MAC: Mines and Communities

Guinea bauxite: more protests

Published by MAC on 2008-11-05

Less than a month ago a demonstrator against RUSAL - the Russian alumininum giant - was killed by police in Guinea. Now there have been further protests at lack of public services provided by the companies. This time, the target is been bauxite mining company CBG - part-owned by Alcoa and Rio Tinto Alcan.


One dead in Guinea protest, mine trains stop

Reuters

1st November 2008

CONAKRY - One person has been killed in Guinea during protests over a lack of electricity that have also stopped the trains used by a major mining firm, a police official said on Saturday. "Yesterday (Friday) the demonstrators attacked houses owned by government officials. A stolen chair was thrown from a storey (of a building) and caused the death of a young girl," said the police official, who asked not to be named.

The demonstrations have blocked a railway track used by Guinean bauxite miner Compagnie des Bauxites de Guinee (CBG), but production at the world's top exporter has not been affected, part-owners Alcoa said late on Friday.

Local people angry at poor electricity supplies in Boke, where CBG's mine produces around two thirds of Guinea's bauxite, have erected barricades on the railway line CBG uses. "While we're aware of the protesting that's going on, at this point it has not impacted our production there," an Alcoa spokesman said late on Friday.

Guinea is the world's No. 1 source of the aluminium ore, and CBG the biggest exporting firm. CBG said at the start of the year it aimed to produce a record 13.5 million tonnes in 2008, up frm 12.5 million tonnes last year.

"Negotiations are underway but CBG's trains are still not running for security reasons," the police official said.

Protests about poor public services are common in the impoverished west African country, and demonstrations poor electricity supply often target bauxite operations as these tend to generate power for surrounding towns under their deals with the government.

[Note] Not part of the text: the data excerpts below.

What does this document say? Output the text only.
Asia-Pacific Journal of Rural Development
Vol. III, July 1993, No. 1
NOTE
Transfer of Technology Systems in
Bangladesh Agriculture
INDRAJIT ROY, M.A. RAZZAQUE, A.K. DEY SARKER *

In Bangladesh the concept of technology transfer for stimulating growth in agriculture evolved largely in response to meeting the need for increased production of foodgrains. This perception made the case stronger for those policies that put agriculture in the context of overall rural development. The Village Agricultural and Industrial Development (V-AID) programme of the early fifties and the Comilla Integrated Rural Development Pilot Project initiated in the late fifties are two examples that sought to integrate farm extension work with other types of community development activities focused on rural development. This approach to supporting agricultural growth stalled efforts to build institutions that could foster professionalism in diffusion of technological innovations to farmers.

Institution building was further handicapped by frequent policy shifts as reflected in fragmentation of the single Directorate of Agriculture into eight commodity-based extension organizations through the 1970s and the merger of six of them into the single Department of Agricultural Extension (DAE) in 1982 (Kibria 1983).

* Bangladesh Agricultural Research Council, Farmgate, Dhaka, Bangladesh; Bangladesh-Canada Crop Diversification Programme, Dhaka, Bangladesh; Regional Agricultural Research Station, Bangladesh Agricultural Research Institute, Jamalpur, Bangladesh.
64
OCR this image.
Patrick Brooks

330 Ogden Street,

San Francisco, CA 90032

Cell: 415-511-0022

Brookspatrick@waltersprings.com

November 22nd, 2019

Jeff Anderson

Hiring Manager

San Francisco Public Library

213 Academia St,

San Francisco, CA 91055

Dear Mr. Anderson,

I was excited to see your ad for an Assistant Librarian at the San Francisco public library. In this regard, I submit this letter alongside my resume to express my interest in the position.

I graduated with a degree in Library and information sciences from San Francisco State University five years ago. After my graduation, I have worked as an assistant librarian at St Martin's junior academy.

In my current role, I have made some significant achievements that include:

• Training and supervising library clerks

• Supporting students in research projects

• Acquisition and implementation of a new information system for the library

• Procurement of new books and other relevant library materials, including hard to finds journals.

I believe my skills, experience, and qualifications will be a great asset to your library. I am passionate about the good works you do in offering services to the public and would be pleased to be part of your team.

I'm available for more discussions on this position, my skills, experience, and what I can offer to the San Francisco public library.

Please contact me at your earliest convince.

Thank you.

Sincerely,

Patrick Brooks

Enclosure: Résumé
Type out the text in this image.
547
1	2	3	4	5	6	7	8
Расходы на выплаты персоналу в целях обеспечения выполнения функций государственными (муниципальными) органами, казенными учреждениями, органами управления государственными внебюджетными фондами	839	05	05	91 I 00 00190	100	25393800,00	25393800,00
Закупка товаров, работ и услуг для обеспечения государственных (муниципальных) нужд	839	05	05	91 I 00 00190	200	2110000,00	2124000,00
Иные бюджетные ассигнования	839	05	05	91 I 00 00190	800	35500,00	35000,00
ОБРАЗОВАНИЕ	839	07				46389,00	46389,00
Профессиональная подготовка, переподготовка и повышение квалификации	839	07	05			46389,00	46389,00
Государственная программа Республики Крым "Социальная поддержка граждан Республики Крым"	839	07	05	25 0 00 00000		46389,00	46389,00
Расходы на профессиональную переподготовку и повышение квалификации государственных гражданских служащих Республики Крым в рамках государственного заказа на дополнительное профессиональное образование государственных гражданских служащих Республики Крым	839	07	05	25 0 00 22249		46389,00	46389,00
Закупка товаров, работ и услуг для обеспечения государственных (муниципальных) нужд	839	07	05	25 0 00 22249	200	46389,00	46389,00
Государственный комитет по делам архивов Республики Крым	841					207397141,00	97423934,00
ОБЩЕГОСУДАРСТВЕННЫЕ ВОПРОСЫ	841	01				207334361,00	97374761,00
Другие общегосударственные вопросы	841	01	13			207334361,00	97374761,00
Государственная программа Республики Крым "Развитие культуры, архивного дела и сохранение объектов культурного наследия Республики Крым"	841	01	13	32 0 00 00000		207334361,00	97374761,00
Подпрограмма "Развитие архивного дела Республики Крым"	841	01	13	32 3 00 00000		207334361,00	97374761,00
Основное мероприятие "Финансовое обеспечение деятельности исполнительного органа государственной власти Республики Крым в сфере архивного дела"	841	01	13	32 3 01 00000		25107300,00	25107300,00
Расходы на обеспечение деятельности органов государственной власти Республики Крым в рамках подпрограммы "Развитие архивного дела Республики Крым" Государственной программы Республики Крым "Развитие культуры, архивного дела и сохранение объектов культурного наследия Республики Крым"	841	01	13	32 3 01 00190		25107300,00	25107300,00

Alcoa and Rio Tinto Alcan control the Halco joint venture that owns 51 percent of CBG, and the Guinean government holds the remainder. In July, the Guinean government said it was replacing Alcoa as manager of CBG with an interim committee.

Earlier this month, one person was killed during a five-day power protest in the town of Mambia that stopped trains carrying bauxite for Russian aluminium firm UC RUSAL.

As well as bauxite, Guinea has large reserves of steel-making raw material iron ore. Rio Tinto is majority owner of the $6 billion Simandou iron ore project, which the firm says is the world's best unexploited resource.

(Reporting by Saliou Samb in Conakry and Daniel Magnowski in Dakar; Editing by Chris Pizzey)


Protesters block key mineral supply track in Guinea

AFP

1st November 2008

CONAKRY (AFP) - Hundreds of youths Friday blocked a key rail link used to ferry bauxite in the world's top producer Guinea to protest a mining firm's failure to improve their living conditions, police said.

Protesters gathered in Boke, 300 kilometres (185 miles) northwest of the capital Conakry, on the Sangaredi-Kamsar line used by the country's leading bauxite miner and blocked it with tree trunks and old pieces of furniture.

A demonstrator told AFP that they had taken a train driver hostage to an unknown location.

Demonstrators are calling on the Compagnie des Bauxites de Guinee (CBG, Guinea Bauxite Company) to pay for the reconnection of drinking water supplies, repair roads in Boke and improve the local electricity network.

CBG has been mining bauxite in the Boke region since 1973.

While Guinea has a vast mineral wealth with bauxite, iron, gold and uranium deposits, most of its nine million inhabitants live on less than a dollar a day.

The country is at the bottom of the United Nations' human development index.

Cholera is endemic in the bigger cities and only half of the population has access to clean drinking water. Some 70 percent of Guineans are illiterate and life expectancy is only 54 years.